Document Type

Article

Publication Date

10-31-2018

Abstract

This paper proposes a revised definition for the entanglement cost of a quantum channel N. In particular, it is defined here to be the smallest rate at which entanglement is required, in addition to free classical communication, in order to simulate n calls to N, such that the most general discriminator cannot distinguish the n calls to N from the simulation. The most general discriminator is one who tests the channels in a sequential manner, one after the other, and this discriminator is known as a quantum tester [Chiribella et al., Phys. Rev. Lett. 101, 060401 (2008)PRLTAO0031-900710.1103/PhysRevLett.101.060401] or one who is implementing a quantum costrategy [Gutoski and Watrous, in Proceedings of the Thirty-Ninth Annual ACM Symposium on Theory of Computing STOC '07 (ACM Press, New York, 2007), pp. 565-574]. As such, the proposed revised definition of entanglement cost of a quantum channel leads to a rate that cannot be smaller than the previous notion of a channel's entanglement cost [Berta et al., IEEE Trans.

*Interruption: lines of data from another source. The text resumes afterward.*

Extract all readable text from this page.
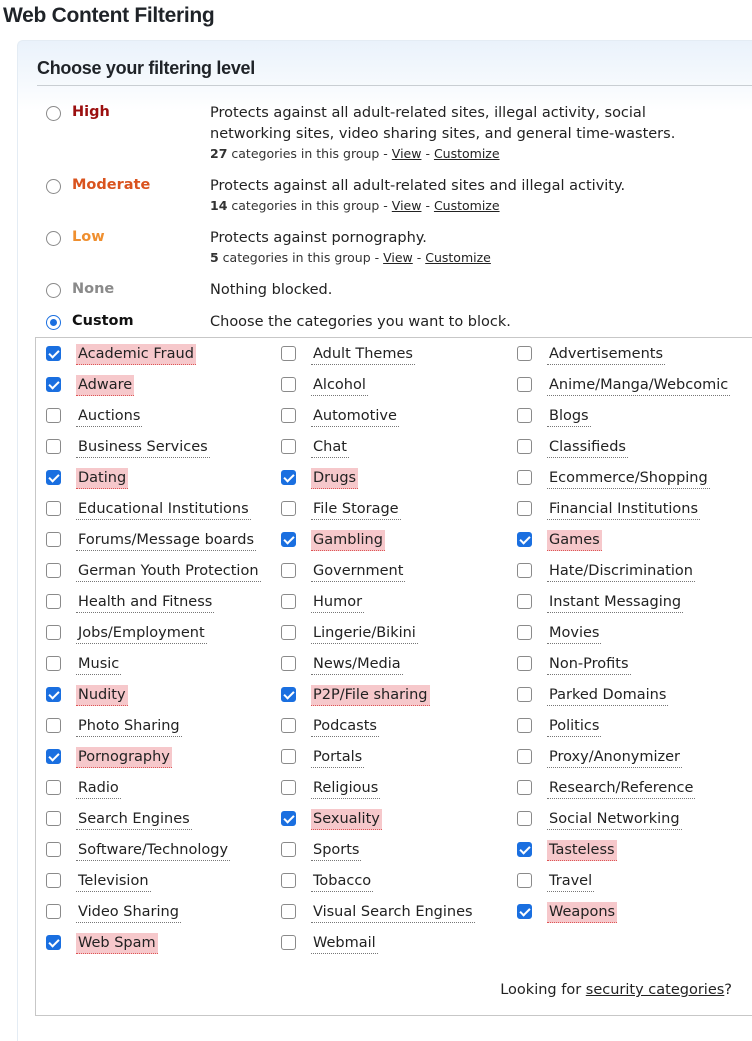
Web Content Filtering
Choose your filtering level
High	Protects against all adult-related sites, illegal activity, social networking sites, video sharing sites, and general time-wasters.
27 categories in this group - View - Customize
Moderate	Protects against all adult-related sites and illegal activity.
14 categories in this group - View - Customize
Low	Protects against pornography.
5 categories in this group - View - Customize
None	Nothing blocked.
Custom	Choose the categories you want to block.
Academic Fraud	Adult Themes	Advertisements
Adware	Alcohol	Anime/Manga/Webcomic
Auctions	Automotive	Blogs
Business Services	Chat	Classifieds
Dating	Drugs	Ecommerce/Shopping
Educational Institutions	File Storage	Financial Institutions
Forums/Message boards	Gambling	Games
German Youth Protection	Government	Hate/Discrimination
Health and Fitness	Humor	Instant Messaging
Jobs/Employment	Lingerie/Bikini	Movies
Music	News/Media	Non-Profits
Nudity	P2P/File sharing	Parked Domains
Photo Sharing	Podcasts	Politics
Pornography	Portals	Proxy/Anonymizer
Radio	Religious	Research/Reference
Search Engines	Sexuality	Social Networking
Software/Technology	Sports	Tasteless
Television	Tobacco	Travel
Video Sharing	Visual Search Engines	Weapons
Web Spam	Webmail
Looking for security categories?
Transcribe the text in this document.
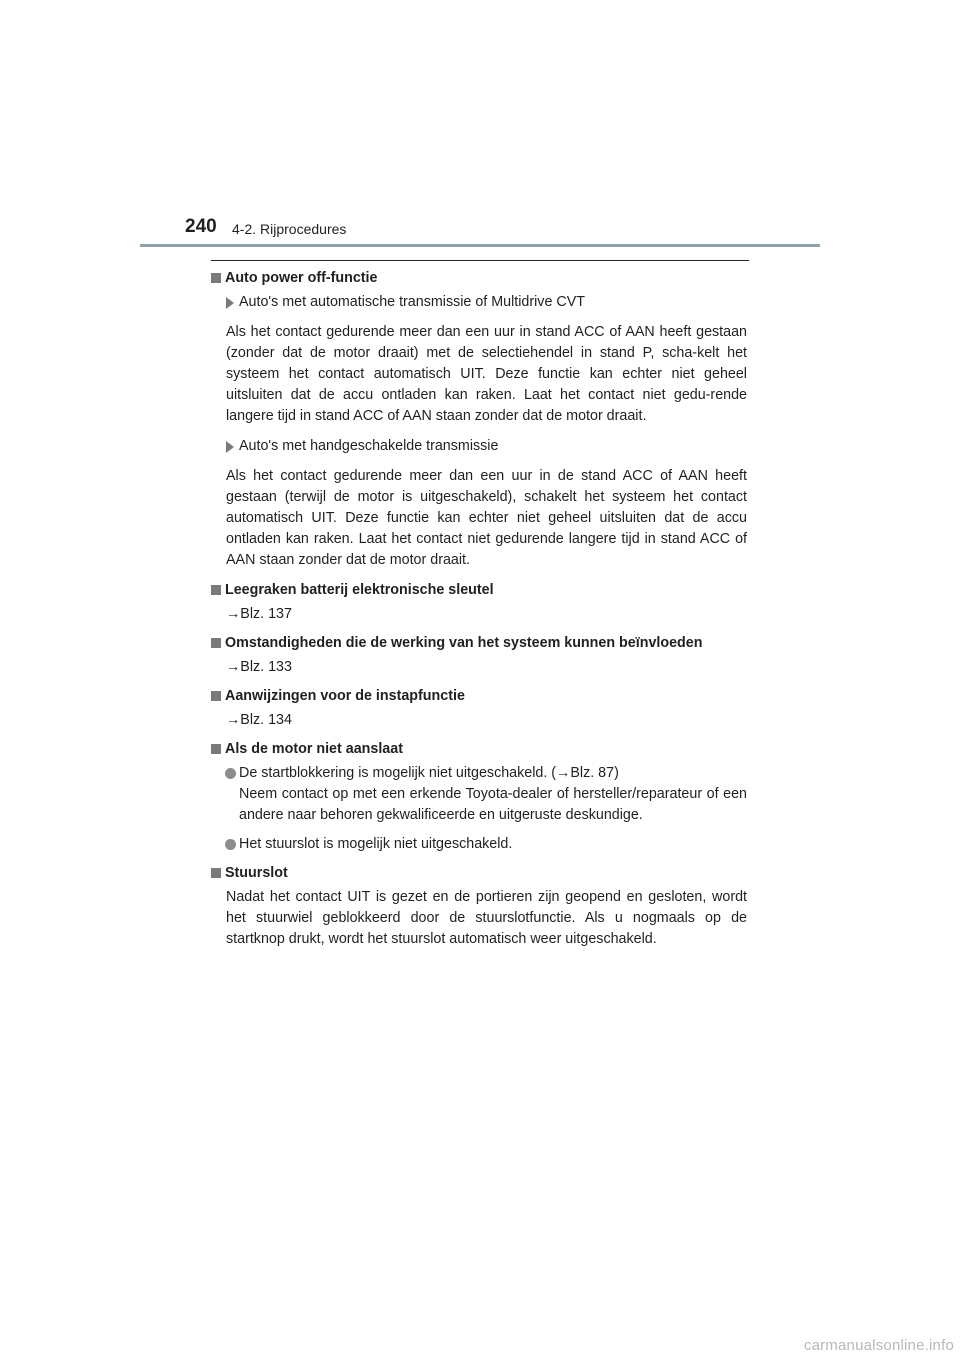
240 4-2. Rijprocedures
Auto power off-functie
Auto's met automatische transmissie of Multidrive CVT
Als het contact gedurende meer dan een uur in stand ACC of AAN heeft gestaan (zonder dat de motor draait) met de selectiehendel in stand P, scha-kelt het systeem het contact automatisch UIT. Deze functie kan echter niet geheel uitsluiten dat de accu ontladen kan raken. Laat het contact niet gedu-rende langere tijd in stand ACC of AAN staan zonder dat de motor draait.
Auto's met handgeschakelde transmissie
Als het contact gedurende meer dan een uur in de stand ACC of AAN heeft gestaan (terwijl de motor is uitgeschakeld), schakelt het systeem het contact automatisch UIT. Deze functie kan echter niet geheel uitsluiten dat de accu ontladen kan raken. Laat het contact niet gedurende langere tijd in stand ACC of AAN staan zonder dat de motor draait.
Leegraken batterij elektronische sleutel
→Blz. 137
Omstandigheden die de werking van het systeem kunnen beïnvloeden
→Blz. 133
Aanwijzingen voor de instapfunctie
→Blz. 134
Als de motor niet aanslaat
De startblokkering is mogelijk niet uitgeschakeld. (→Blz. 87)
Neem contact op met een erkende Toyota-dealer of hersteller/reparateur of een andere naar behoren gekwalificeerde en uitgeruste deskundige.
Het stuurslot is mogelijk niet uitgeschakeld.
Stuurslot
Nadat het contact UIT is gezet en de portieren zijn geopend en gesloten, wordt het stuurwiel geblokkeerd door de stuurslotfunctie. Als u nogmaals op de startknop drukt, wordt het stuurslot automatisch weer uitgeschakeld.
carmanualsonline.info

Inf. Theory 59, 6779 (2013)IETTAW0018-944810.1109/TIT.2013.2268533], in which the discriminator is limited to distinguishing parallel uses of the channel from the simulation. Under this revised notion, I prove that the entanglement cost of certain teleportation-simulable channels is equal to the entanglement cost of their underlying resource states. Then I find single-letter formulas for the entanglement cost of some fundamental channel models, including dephasing, erasure, three-dimensional Werner-Holevo channels, and epolarizing channels (complements of depolarizing channels), as well as single-mode pure-loss and pure-amplifier bosonic Gaussian channels. These examples demonstrate that the resource theory of entanglement for quantum channels is not reversible. Finally, I discuss how to generalize the basic notions to arbitrary resource theories.